ORIGINE : DECISION du Tribunal de Commerce d’ALENCON en date du 21 Janvier 2020 -
RG n° 19/001465
COUR D’APPEL DE CAEN
DEUXIEME CHAMBRE CIVILE ET COMMERCIALE
ARRÊT DU 14 OCTOBRE 2021
APPELANTE :
SAS CALBERSON LOIRET
N° SIRET : 780 060 711
[…]
[…]
prise en la personne de son représentant légal
représentée par Me Franck THILL, avocat au barreau de CAEN,
assisée de Me François VACCARO, avocat au barreau de TOURS
INTIMEE :
SARL MEGABLEU
N° SIRET : 398 393 520
Z.I de la Beaugeardière
RANDONNAI
[…]
prise en la personne de son représentant légal
représentée par Me Gaël BALAVOINE, avocat au barreau de CAEN,
assistée de Me Emmanuelle DE BARNIER, avocat au barreau de PARIS
DEBATS : A l’audience publique du 28 juin 2021, sans opposition du ou des avocats, Mme GOUARIN, Conseiller, a entendu seule les plaidoiries et en a rendu compte à la cour dans son délibéré
GREFFIER : Mme EHRHOLD, greffier
COMPOSITION DE LA COUR LORS DU DÉLIBÉRÉ :
Mme DELAHAYE, Président de Chambre,
Mme GOUARIN, Conseiller,
Mme VIAUD, Conseiller,
ARRÊT prononcé publiquement le 14 octobre 2021 à 14h00 par mise à disposition de l’arrêt au greffe de la cour, les parties en ayant été préalablement avisées dans les conditions prévues au deuxième alinea de l’article 450 du code de procédure civile et signé par Mme DELAHAYE, président, et Mme LE GALL, greffier
* * *
EXPOSE DU LITIGE
Suivant acte sous seing privé du 12 octobre 2015, la SARL Megableu a signé une charte de collaboration avec la SAS Calberson Loiret, exerçant sous l’enseigne Geodis une activité de transporteur spécialisé agréé par la société Amazon.
Par lettre recommandée datée du 6 février 2019, la SAS Calberson Loiret a mis la SARL Megableu en demeure de lui régler la somme de 3.708,24 euros en principal au titre des factures impayées outre les indemnités forfaitaires et les pénalités de retard.
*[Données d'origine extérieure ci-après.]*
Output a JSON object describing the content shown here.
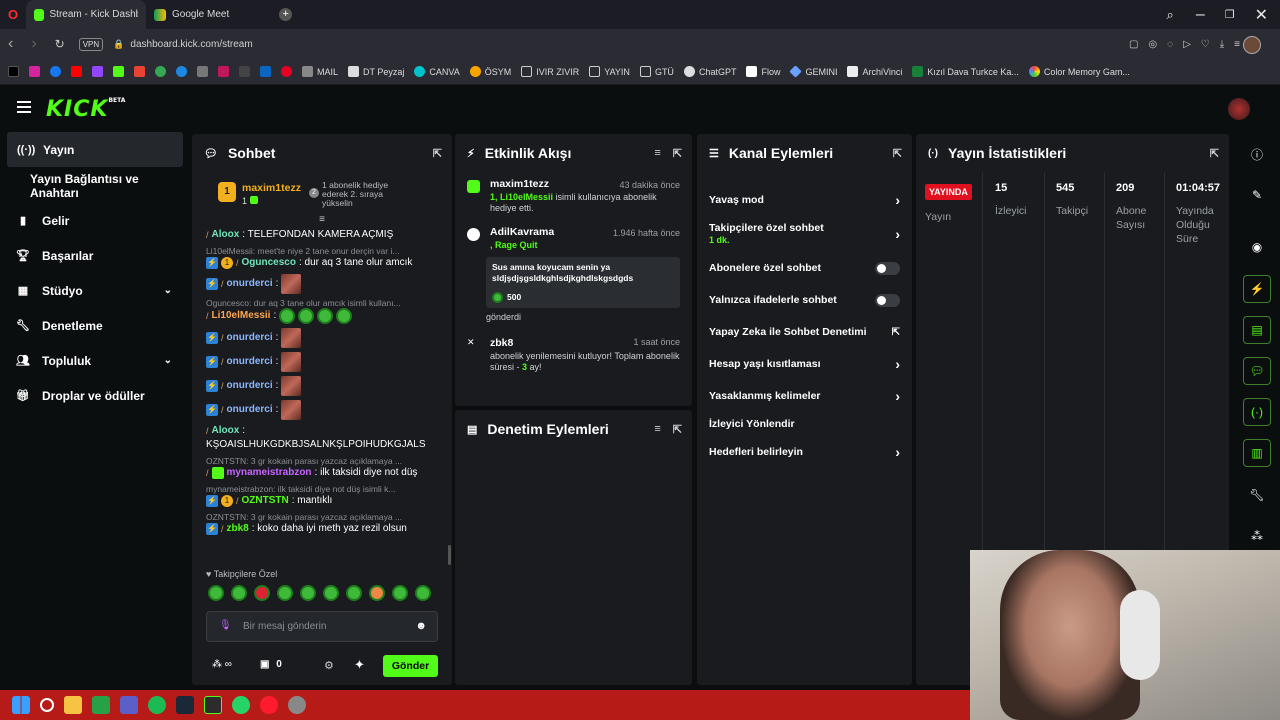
{
  "browser": {
    "tabs": [
      {
        "label": "Stream - Kick Dashboard"
      },
      {
        "label": "Google Meet"
      }
    ],
    "url": "dashboard.kick.com/stream",
    "vpn": "VPN",
    "bookmarks": [
      "MAIL",
      "DT Peyzaj",
      "CANVA",
      "ÖSYM",
      "IVIR ZIVIR",
      "YAYIN",
      "GTÜ",
      "ChatGPT",
      "Flow",
      "GEMINI",
      "ArchiVinci",
      "Kızıl Dava Turkce Ka...",
      "Color Memory Gam..."
    ]
  },
  "kick": {
    "logo": "KICK",
    "beta": "BETA"
  },
  "sidebar": {
    "items": [
      {
        "label": "Yayın",
        "icon": "broadcast-icon"
      },
      {
        "label": "Yayın Bağlantısı ve Anahtarı"
      },
      {
        "label": "Gelir",
        "icon": "chart-icon"
      },
      {
        "label": "Başarılar",
        "icon": "trophy-icon"
      },
      {
        "label": "Stüdyo",
        "icon": "grid-icon"
      },
      {
        "label": "Denetleme",
        "icon": "wrench-icon"
      },
      {
        "label": "Topluluk",
        "icon": "people-icon"
      },
      {
        "label": "Droplar ve ödüller",
        "icon": "gift-icon"
      }
    ]
  },
  "chat": {
    "title": "Sohbet",
    "pinned_user": "maxim1tezz",
    "pinned_count": "1",
    "pinned_note": "1 abonelik hediye ederek 2. sıraya yükselin",
    "messages": {
      "m1_user": "Aloox",
      "m1_text": ": TELEFONDAN KAMERA AÇMIŞ",
      "m2_reply": "Li10elMessii: meet'te niye 2 tane onur derçin var i...",
      "m2_user": "Oguncesco",
      "m2_text": ": dur aq 3 tane olur amcık",
      "m3_user": "onurderci",
      "m3_text": ":",
      "m4_reply": "Oguncesco: dur aq 3 tane olur amcık isimli kullanı...",
      "m4_user": "Li10elMessii",
      "m4_text": ":",
      "m5_user": "onurderci",
      "m5_text": ":",
      "m6_user": "onurderci",
      "m6_text": ":",
      "m7_user": "onurderci",
      "m7_text": ":",
      "m8_user": "onurderci",
      "m8_text": ":",
      "m9_user": "Aloox",
      "m9_text": ":",
      "m9_body": "KŞOAISLHUKGDKBJSALNKŞLPOIHUDKGJALS",
      "m10_reply": "OZNTSTN: 3 gr kokain parası yazcaz açıklamaya ...",
      "m10_user": "mynameistrabzon",
      "m10_text": ": ilk taksidi diye not düş",
      "m11_reply": "mynameistrabzon: ilk taksidi diye not düş isimli k...",
      "m11_user": "OZNTSTN",
      "m11_text": ": mantıklı",
      "m12_reply": "OZNTSTN: 3 gr kokain parası yazcaz açıklamaya ...",
      "m12_user": "zbk8",
      "m12_text": ": koko daha iyi meth yaz rezil olsun"
    },
    "emote_section": "Takipçilere Özel",
    "input_placeholder": "Bir mesaj gönderin",
    "viewers_symbol": "∞",
    "points": "0",
    "send": "Gönder"
  },
  "activity": {
    "title": "Etkinlik Akışı",
    "items": [
      {
        "user": "maxim1tezz",
        "time": "43 dakika önce",
        "hl": "1, Li10elMessii",
        "text": " isimli kullanıcıya abonelik hediye etti."
      },
      {
        "user": "AdilKavrama",
        "time": "1.946 hafta önce",
        "hl": ", Rage Quit",
        "text": "",
        "quote": "Sus amına koyucam senin ya sldjşdjşgsldkghlsdjkghdlskgsdgds",
        "amount": "500",
        "after": "gönderdi"
      },
      {
        "user": "zbk8",
        "time": "1 saat önce",
        "text": "abonelik yenilemesini kutluyor! Toplam abonelik süresi - ",
        "hl": "3",
        "tail": " ay!"
      }
    ]
  },
  "moderation": {
    "title": "Denetim Eylemleri"
  },
  "channel": {
    "title": "Kanal Eylemleri",
    "items": [
      {
        "label": "Yavaş mod"
      },
      {
        "label": "Takipçilere özel sohbet",
        "sub": "1 dk."
      },
      {
        "label": "Abonelere özel sohbet"
      },
      {
        "label": "Yalnızca ifadelerle sohbet"
      },
      {
        "label": "Yapay Zeka ile Sohbet Denetimi"
      },
      {
        "label": "Hesap yaşı kısıtlaması"
      },
      {
        "label": "Yasaklanmış kelimeler"
      },
      {
        "label": "İzleyici Yönlendir"
      },
      {
        "label": "Hedefleri belirleyin"
      }
    ]
  },
  "stats": {
    "title": "Yayın İstatistikleri",
    "live": "YAYINDA",
    "live_label": "Yayın",
    "viewers": "15",
    "viewers_label": "İzleyici",
    "followers": "545",
    "followers_label": "Takipçi",
    "subs": "209",
    "subs_label": "Abone Sayısı",
    "uptime": "01:04:57",
    "uptime_label": "Yayında Olduğu Süre"
  },
  "colors": {
    "brand": "#53fc18",
    "panel": "#191b1f",
    "bg": "#0b0e0f",
    "live": "#e0101e",
    "taskbar": "#b61b18"
  }
}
Par ordonnance du 26 mars 2019 signifiée le 16 avril 2019, le président du tribunal de commerce d’Alençon a enjoint à la SARL Megableu de payer à la SAS Calberson Loiret la somme de 3.708,24 euros au titre des factures impayées, les intérêts au taux légal, la somme de 90 euros au titre des frais irrépétibles et la somme de 35,21 euros au titre des dépens.
Par lettre du 14 mai 2019, la SARL Megableu a formé opposition à l’ordonnance portant injonction de payer.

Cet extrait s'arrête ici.